Quick & Easy

Cheesy White Bean & Rice Skillet

Drescription

This cheesy white bean and rice skillet is the ultimate one-pan wonder. The rice forms a crispy golden layer at the bottom, adding a satisfying crunch to every bite. Aromatic seasonings combine with tender white beans, while a blanket of melted provolone over the top brings on ooey-gooey perfection.
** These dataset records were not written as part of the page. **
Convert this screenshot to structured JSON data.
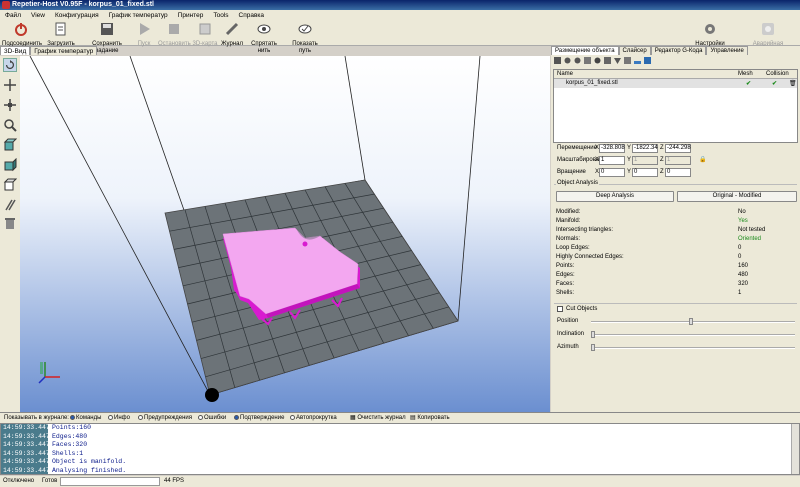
{
  "window": {
    "title": "Repetier-Host V0.95F - korpus_01_fixed.stl"
  },
  "menu": [
    "Файл",
    "View",
    "Конфигурация",
    "График температур",
    "Принтер",
    "Tools",
    "Справка"
  ],
  "toolbar": {
    "items": [
      {
        "label": "Подсоединить",
        "icon": "power-icon",
        "enabled": true
      },
      {
        "label": "Загрузить",
        "icon": "load-icon",
        "enabled": true
      },
      {
        "label": "Сохранить задание",
        "icon": "save-icon",
        "enabled": true
      },
      {
        "label": "Пуск",
        "icon": "play-icon",
        "enabled": false
      },
      {
        "label": "Остановить",
        "icon": "stop-icon",
        "enabled": false
      },
      {
        "label": "3D-карта",
        "icon": "map-icon",
        "enabled": false
      },
      {
        "label": "Журнал",
        "icon": "pencil-icon",
        "enabled": true
      },
      {
        "label": "Спрятать нить",
        "icon": "eye-icon",
        "enabled": true
      },
      {
        "label": "Показать путь",
        "icon": "eye-check-icon",
        "enabled": true
      }
    ],
    "printer_settings": "Настройки принтера",
    "emergency_stop": "Аварийная остановка"
  },
  "left_tabs": [
    "3D-Вид",
    "График температур"
  ],
  "right_tabs": [
    "Размещение объекта",
    "Слайсер",
    "Редактор G-Кода",
    "Управление"
  ],
  "objects": {
    "headers": {
      "name": "Name",
      "mesh": "Mesh",
      "collision": "Collision"
    },
    "rows": [
      {
        "name": "korpus_01_fixed.stl",
        "mesh": "ok",
        "collision": "ok"
      }
    ]
  },
  "transform": {
    "translate_label": "Перемещение",
    "translate": {
      "x": "-328.808",
      "y": "-1822.34",
      "z": "-244.298"
    },
    "scale_label": "Масштабирование",
    "scale": {
      "x": "1",
      "y": "1",
      "z": "1"
    },
    "rotate_label": "Вращение",
    "rotate": {
      "x": "0",
      "y": "0",
      "z": "0"
    },
    "axis": {
      "x": "X",
      "y": "Y",
      "z": "Z"
    }
  },
  "analysis": {
    "title": "Object Analysis",
    "deep_button": "Deep Analysis",
    "original_button": "Original - Modified",
    "rows": [
      {
        "name": "Modified:",
        "value": "No"
      },
      {
        "name": "Manifold:",
        "value": "Yes",
        "color": "#1a8a1a"
      },
      {
        "name": "Intersecting triangles:",
        "value": "Not tested"
      },
      {
        "name": "Normals:",
        "value": "Oriented",
        "color": "#1a8a1a"
      },
      {
        "name": "Loop Edges:",
        "value": "0"
      },
      {
        "name": "Highly Connected Edges:",
        "value": "0"
      },
      {
        "name": "Points:",
        "value": "160"
      },
      {
        "name": "Edges:",
        "value": "480"
      },
      {
        "name": "Faces:",
        "value": "320"
      },
      {
        "name": "Shells:",
        "value": "1"
      }
    ]
  },
  "cut": {
    "title": "Cut Objects",
    "position_label": "Position",
    "inclination_label": "Inclination",
    "azimuth_label": "Azimuth",
    "position": 0.5,
    "inclination": 0.0,
    "azimuth": 0.0
  },
  "logbar": {
    "label": "Показывать в журнале:",
    "options": [
      {
        "label": "Команды",
        "on": true
      },
      {
        "label": "Инфо",
        "on": false
      },
      {
        "label": "Предупреждения",
        "on": false
      },
      {
        "label": "Ошибки",
        "on": false
      },
      {
        "label": "Подтверждение",
        "on": true
      },
      {
        "label": "Автопрокрутка",
        "on": false
      }
    ],
    "clear": "Очистить журнал",
    "copy": "Копировать"
  },
  "log": [
    {
      "time": "14:59:33.447",
      "msg": "Points:160"
    },
    {
      "time": "14:59:33.447",
      "msg": "Edges:480"
    },
    {
      "time": "14:59:33.447",
      "msg": "Faces:320"
    },
    {
      "time": "14:59:33.447",
      "msg": "Shells:1"
    },
    {
      "time": "14:59:33.447",
      "msg": "Object is manifold."
    },
    {
      "time": "14:59:33.447",
      "msg": "Analysing finished."
    }
  ],
  "status": {
    "connection": "Отключено",
    "state": "Готов",
    "fps": "44 FPS"
  },
  "colors": {
    "object": "#f3a7f0",
    "object_side": "#d81bd0",
    "grid": "#6c7378"
  }
}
If you like a little heat, don’t skip the teaspoon of chopped Calabrian chiles.

Ingredients

  • 1½ cups quick-cooking brown rice
  • 2 cups water
  • 1 (10- to 15-ounce) package frozen cut-leaf spinach, thawed and squeezed dry
  • 1 (15-ounce) can no-salt-added cannellini beans
  • 1 cup whole-milk plain yogurt, divided
  • 1 teaspoon grated lemon zest
  • ½ teaspoon plus ⅛ teaspoon salt, divided
  • 5 tablespoons extra-virgin olive oil, divided
  • 1 tablespoon minced garlic
  • 2 teaspoons ground cumin
  • 2 teaspoons paprika
  • 2 teaspoons dried oregano
  • 1 teaspoon chopped calabrian chiles (optional)
  • 1 tablespoon lemon juice
  • 6 (¾-ounce) slices provolone cheese

Directions

  1. Preheat oven to 400°F. Stir 1½ cups rice and 2 cups water together in an 8-cup microwave-safe container; microwave on High until al dente, about 9 minutes, or 2 minutes less than the package directions. Drain and transfer to a large bowl. Add drained spinach, rinsed beans, ½ cup yogurt, 1 teaspoon lemon zest and ½ teaspoon salt; stir to combine.
  2. Heat 1 tablespoon oil in a 10-inch cast-iron skillet over medium heat. Add 1 tablespoon garlic, 2 teaspoons each cumin, paprika and oregano and 1 teaspoon chiles, if using. Cook, stirring constantly, until fragrant, about 1 minute. Scrape the garlic and toasted spices into the rice mixture; stir to incorporate.
  3. Heat the remaining ¼ cup oil in the skillet over medium heat. Add the rice mixture to the hot oil; use a spoon to flatten the mixture and cover the pan bottom. Use a wooden spoon handle to gently poke 4 or 5 holes in the rice layer (this will allow steam to escape and a crust to form on the bottom). Cook until the rice starts to sizzle, about 2 minutes. Transfer to the oven. Bake until the bottom is crisp, about 20 minutes.
  4. Meanwhile, stir the remaining ½ cup yogurt, 1 tablespoon lemon juice and the remaining ⅛ teaspoon salt together in a medium bowl. Cover and refrigerate until ready to use.
  5. Move the rice to fill in the holes. Arrange 6 cheese slices evenly on top of the rice mixture. Bake until the cheese melts, 2 to 3 minutes. Serve with the yogurt sauce.